As mortgage servicers gear up to restart foreclosures, they must convince regulators and investors that no more gaping holes or legal pitfalls exist in their processes.
Four of the largest servicers — Bank of America Corp., JPMorgan Chase & Co., Ally Financial Inc.'s GMAC Mortgage and Wells Fargo & Co. — plan to resubmit thousands of affidavits that were not properly done the first time around.
Each servicer is doing a quality-control review of its foreclosure procedures, looking primarily at loan files in which employees falsely attested to knowledge of the borrowers' debts.
"The question is whether the bank servicers can fix the issue enough to put out the political fires it has caused," said Craig Focardi, a senior research director for consumer lending at the TowerGroup research firm.
Bank of America has relocated its affidavit signers to the same rooms where its notaries public sit, in order to ensure that the documents are signed in the notaries' presence, said Dan Frahm, a B of A spokesman.
The company is also creating new affidavit forms for the 102,000 judicial foreclosure cases that were delayed Oct. 8 while it reviewed its procedures, Frahm said. The new forms are to be used for all affidavits filed in the 23 judicial foreclosure states.
"Different courts have asked for different things on affidavit forms," he said. "You increase the likelihood of error when you have different types of affidavits." B of A would prefer to work from a single nationwide standard, he said, because only some affidavits have specific language requiring that the signer have full knowledge of the loan file.
As an additional quality-control measure, B of A is also reviewing a sample of several hundred reworked affidavits — to catch problems like misspelled names or transposed numbers — before resubmitting them to the courts.
Instead of looking at samples, Ally is reviewing every case nationwide that is going to a foreclosure sale "to ensure that everything is compliant with the state of jurisdiction and that loan modification efforts have been exhausted," said spokeswoman Gina Proia.
Ally has hired law and accounting firms to review independently its foreclosure procedures in all 50 states, Proia said.
She would not name either firm. The company will discuss the foreclosure issue in more detail on its third-quarter conference call Nov. 3.
JPMorgan Chase said it is reviewing its affidavit process. Wells Fargo, which maintained for weeks that its affidavit procedures were correct before admitting that some signers lacked knowledge of the individual cases, did not return calls for this story.
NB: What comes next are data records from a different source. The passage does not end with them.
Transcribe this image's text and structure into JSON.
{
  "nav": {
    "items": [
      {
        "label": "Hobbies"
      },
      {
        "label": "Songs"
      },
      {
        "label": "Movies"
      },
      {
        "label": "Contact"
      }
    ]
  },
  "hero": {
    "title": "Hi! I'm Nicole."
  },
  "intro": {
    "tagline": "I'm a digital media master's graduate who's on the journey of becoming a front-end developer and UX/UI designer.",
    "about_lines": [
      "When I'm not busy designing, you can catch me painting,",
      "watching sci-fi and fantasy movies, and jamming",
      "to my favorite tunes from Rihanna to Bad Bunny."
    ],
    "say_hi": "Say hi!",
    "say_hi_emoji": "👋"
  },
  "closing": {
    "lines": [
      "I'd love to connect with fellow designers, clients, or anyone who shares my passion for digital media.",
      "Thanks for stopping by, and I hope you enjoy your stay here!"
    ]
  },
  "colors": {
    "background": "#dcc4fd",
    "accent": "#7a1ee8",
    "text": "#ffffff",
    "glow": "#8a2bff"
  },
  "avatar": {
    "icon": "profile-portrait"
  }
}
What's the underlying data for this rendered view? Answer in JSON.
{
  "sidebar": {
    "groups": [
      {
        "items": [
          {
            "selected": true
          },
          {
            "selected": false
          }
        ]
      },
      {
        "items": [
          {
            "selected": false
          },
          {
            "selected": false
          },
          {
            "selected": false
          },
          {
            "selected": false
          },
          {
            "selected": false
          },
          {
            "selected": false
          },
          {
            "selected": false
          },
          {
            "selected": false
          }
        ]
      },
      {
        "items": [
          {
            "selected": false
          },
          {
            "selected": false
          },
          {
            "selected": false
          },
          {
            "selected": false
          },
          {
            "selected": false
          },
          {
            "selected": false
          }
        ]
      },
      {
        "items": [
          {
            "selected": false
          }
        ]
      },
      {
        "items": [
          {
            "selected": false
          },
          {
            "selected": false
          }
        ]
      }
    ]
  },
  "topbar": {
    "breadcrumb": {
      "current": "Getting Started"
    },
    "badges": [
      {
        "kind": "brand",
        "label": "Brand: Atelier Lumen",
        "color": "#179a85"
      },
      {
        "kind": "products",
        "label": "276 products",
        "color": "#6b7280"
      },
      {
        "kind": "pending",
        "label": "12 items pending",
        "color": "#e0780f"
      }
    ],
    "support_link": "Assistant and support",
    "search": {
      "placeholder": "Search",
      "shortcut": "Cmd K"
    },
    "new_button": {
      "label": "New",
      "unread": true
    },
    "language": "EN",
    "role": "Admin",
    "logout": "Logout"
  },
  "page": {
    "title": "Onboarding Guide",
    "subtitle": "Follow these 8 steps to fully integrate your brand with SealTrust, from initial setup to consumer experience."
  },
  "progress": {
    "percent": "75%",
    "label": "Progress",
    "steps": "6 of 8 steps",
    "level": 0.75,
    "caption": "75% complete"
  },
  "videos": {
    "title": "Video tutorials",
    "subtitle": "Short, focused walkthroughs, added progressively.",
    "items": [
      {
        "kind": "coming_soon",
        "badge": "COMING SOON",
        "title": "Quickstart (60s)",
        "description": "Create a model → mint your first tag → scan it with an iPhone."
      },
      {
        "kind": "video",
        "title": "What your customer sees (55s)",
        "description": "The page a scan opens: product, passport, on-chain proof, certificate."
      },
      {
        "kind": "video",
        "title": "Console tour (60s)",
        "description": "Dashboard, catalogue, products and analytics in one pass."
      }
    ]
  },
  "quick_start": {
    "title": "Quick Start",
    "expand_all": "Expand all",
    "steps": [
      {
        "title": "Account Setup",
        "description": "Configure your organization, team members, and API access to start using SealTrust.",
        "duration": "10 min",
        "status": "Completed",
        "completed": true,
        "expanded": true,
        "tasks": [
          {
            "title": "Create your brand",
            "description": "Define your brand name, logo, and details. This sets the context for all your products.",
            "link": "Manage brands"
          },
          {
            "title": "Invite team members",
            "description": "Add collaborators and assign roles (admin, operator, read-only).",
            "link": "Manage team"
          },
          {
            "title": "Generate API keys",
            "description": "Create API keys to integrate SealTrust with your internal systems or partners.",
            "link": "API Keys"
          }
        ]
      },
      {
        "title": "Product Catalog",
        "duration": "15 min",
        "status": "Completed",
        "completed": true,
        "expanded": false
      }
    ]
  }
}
Ellen Marshall, a partner in the Manatt, Phelps & Phillips LLP law firm, said servicers are changing their affidavit processes to ensure that employees have knowledge of what is contained in a loan file.
"One of the things some servicers are doing is to break up the responsibility," Marshall said. "Instead of having one person sign and another gather the data, they will have a smaller number of loans assigned to people who can credibly say they've looked at the file and have some knowledge of it, if that's what's called for in the state."
Jan Wetzel, the president of Wetzel Trott Inc., a Farmington Hills, Mich., quality-control firm, said servicers are likely to audit a sample of loan files in each state.
But affidavits present problems of their own because the forms vary dramatically.
"There's nothing you can do to cure the problem of the robo-signers," said Wetzel. "But you can have a confidence level that the data is good data and that it can be verified at the time the affidavit was prepared."
Because the servicers each announced a voluntary halt to foreclosures, they do not officially have to get approval from any specific agency to restart the process.
An Office of the Comptroller of the Currency investigation will take four to six weeks, said Bryan Hubbard, a spokesman for the agency.
Freddie Mac spokesman Brad German said the government-sponsored enterprise is monitoring the largest servicers and "providing feedback on an ongoing basis."
The servicers also are talking with state attorneys general, both collectively and individually, before restarting foreclosures. "They are modifying procedures that were near the edge," Marshall said. "They need to deal with this head-on quickly and put it behind them rather than argue for months in court that the processes they had were sufficient."